The following are some positive ways parents can foster and nurture the growth of creativity:
* Encourage curiosity, exploration, experimentation, fantasy, questioning, testing, and the development of creative talents.
* Provide opportunities for creative expression, creative problem-solving, and constructive response to change and stress.
* Prepare children for new experiences, and help develop creative ways of coping with them.
* Find ways of changing destructive behavior into constructive, productive behavior rather than relying on punitive methods of control.
* Find creative ways of resolving conflicts between individual family members' needs and the needs of the other family members.
* Make sure that every member of the family receives individual attention and respect and is given opportunities to make significant, creative contributions to the welfare of the family as a whole.
* Use what the school provides imaginatively, and supplement the school's efforts.
* Give the family purpose, commitment, and courage.
How Adults "Kill" Creativity:
* Insisting that children do things the "right way." Teaching a child to think that there is just one right way to do things kills the urge to try new ways.

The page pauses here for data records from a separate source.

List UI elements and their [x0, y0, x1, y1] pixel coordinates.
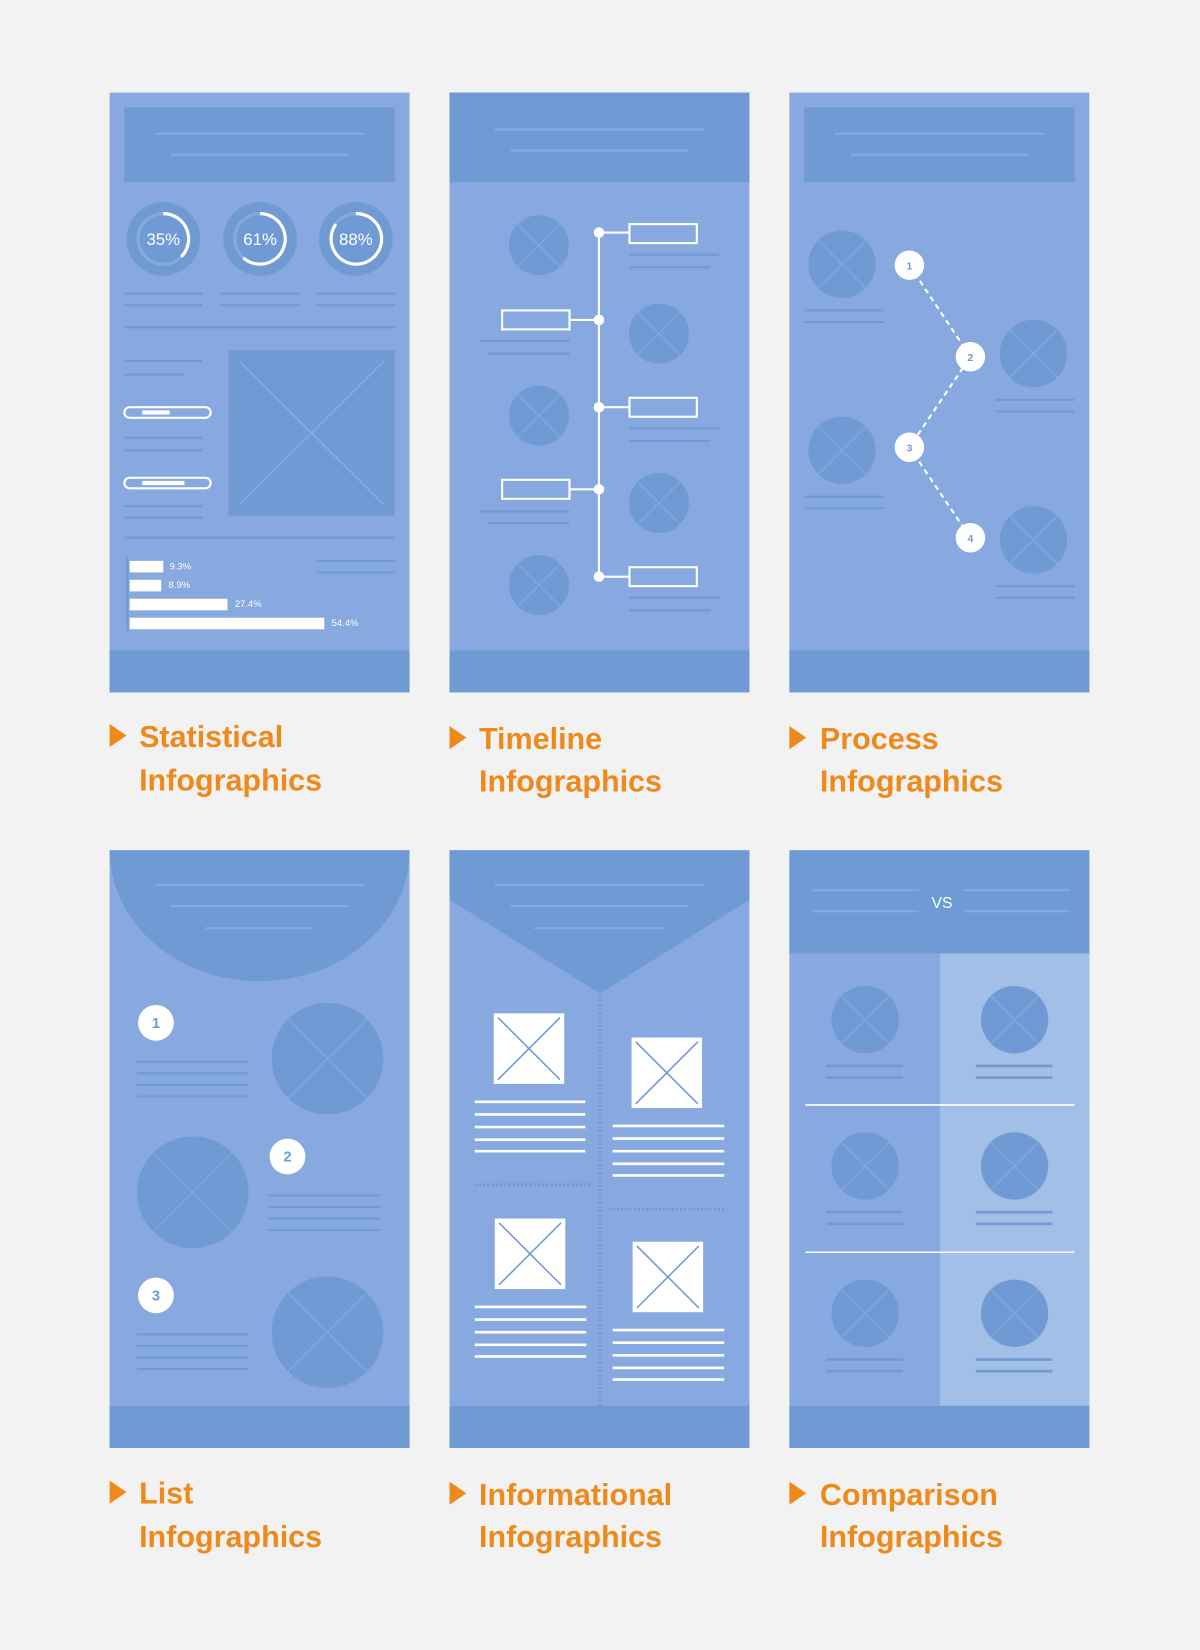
bar chart [128, 558, 359, 631]
panel: process: 1 [906, 260, 912, 272]
label: timeline [450, 722, 662, 798]
label: informational [450, 1478, 672, 1554]
header [124, 107, 395, 182]
label: process [789, 722, 1003, 798]
label: statistical: Infographics [139, 763, 322, 797]
panel: informational [450, 850, 749, 1448]
bar chart: 8.9% [169, 580, 191, 591]
panel: process: 3 [906, 442, 912, 454]
image placeholder [229, 350, 395, 516]
donut stats: 35% [146, 230, 180, 249]
label: comparison [789, 1478, 1003, 1554]
donut stats [126, 202, 393, 276]
label: statistical: Statistical [139, 720, 283, 754]
label: comparison: Infographics [820, 1520, 1003, 1554]
label: process: Process [820, 722, 939, 756]
progress bars [124, 407, 211, 418]
label: list [110, 1477, 322, 1554]
label: informational: Infographics [479, 1520, 662, 1554]
panel: process [789, 93, 1089, 692]
donut stats: 61% [243, 230, 277, 249]
label: statistical [110, 720, 322, 797]
panel: comparison: VS [931, 895, 953, 912]
label: timeline: Timeline [479, 722, 602, 756]
panel: process: 2 [967, 352, 973, 364]
panel: list: 1 [152, 1016, 160, 1032]
panel: timeline [450, 93, 749, 692]
panel: list: 3 [152, 1289, 160, 1305]
panel: list: 2 [283, 1150, 292, 1166]
bar chart: 27.4% [235, 599, 262, 610]
label: process: Infographics [820, 764, 1003, 798]
panel: list [110, 850, 410, 1448]
timeline axis [598, 233, 600, 577]
label: informational: Informational [479, 1478, 672, 1512]
label: comparison: Comparison [820, 1478, 998, 1512]
donut stats: 88% [339, 230, 373, 249]
bar chart: 54.4% [332, 618, 359, 629]
bar chart: 9.3% [170, 561, 192, 572]
label: list: List [139, 1477, 193, 1511]
label: timeline: Infographics [479, 764, 662, 798]
label: list: Infographics [139, 1520, 322, 1554]
panel: process: 4 [967, 533, 973, 545]
panel: statistical [110, 93, 410, 692]
panel: comparison [789, 850, 1089, 1448]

* Pressuring children to be realistic, to stop imagining. When we label a child's flights of fantasy as "silly," we bring the child down to earth with a thud, causing the inventive urge to curl up and die.
* Making comparisons with other children. This is a subtle pressure on a child to conform; yet the essence of creativity is freedom to conform or not to conform.
* Discouraging children curiosity. One of the surest indicators of creativity is curiosity; yet we often brush questions aside because we are too busy for "silly" questions. Children questions deserve respect.
Creative Behavior of Young Children
Young children are naturally curious. They wonder about people and the world. By the time they enter preschool, they already have a variety of learning skills acquired through questioning, inquiring, searching, manipulating, experimenting, and playing. They are content to watch from a distance at first; however, this does not satisfy their curiosity. Children need opportunities for a closer look; they need to touch; they need time for the creative encounter.
We place many restrictions on child's desire to explore the world. We discourage them by saying "Curiosity killed the cat." If we were honest, we would admit that curiosity makes a good cat and that cats are extremely skilled in testing the limits and determining what is safe and what is dangerous. Apparently children, as well as cats, have an irresistible tendency to explore objects, and this very tendency seems to be the basis for the curiosity and inventiveness of adults. Even in testing situations, children who do the most manipulating of objects produce the most ideas and the largest number of original ideas.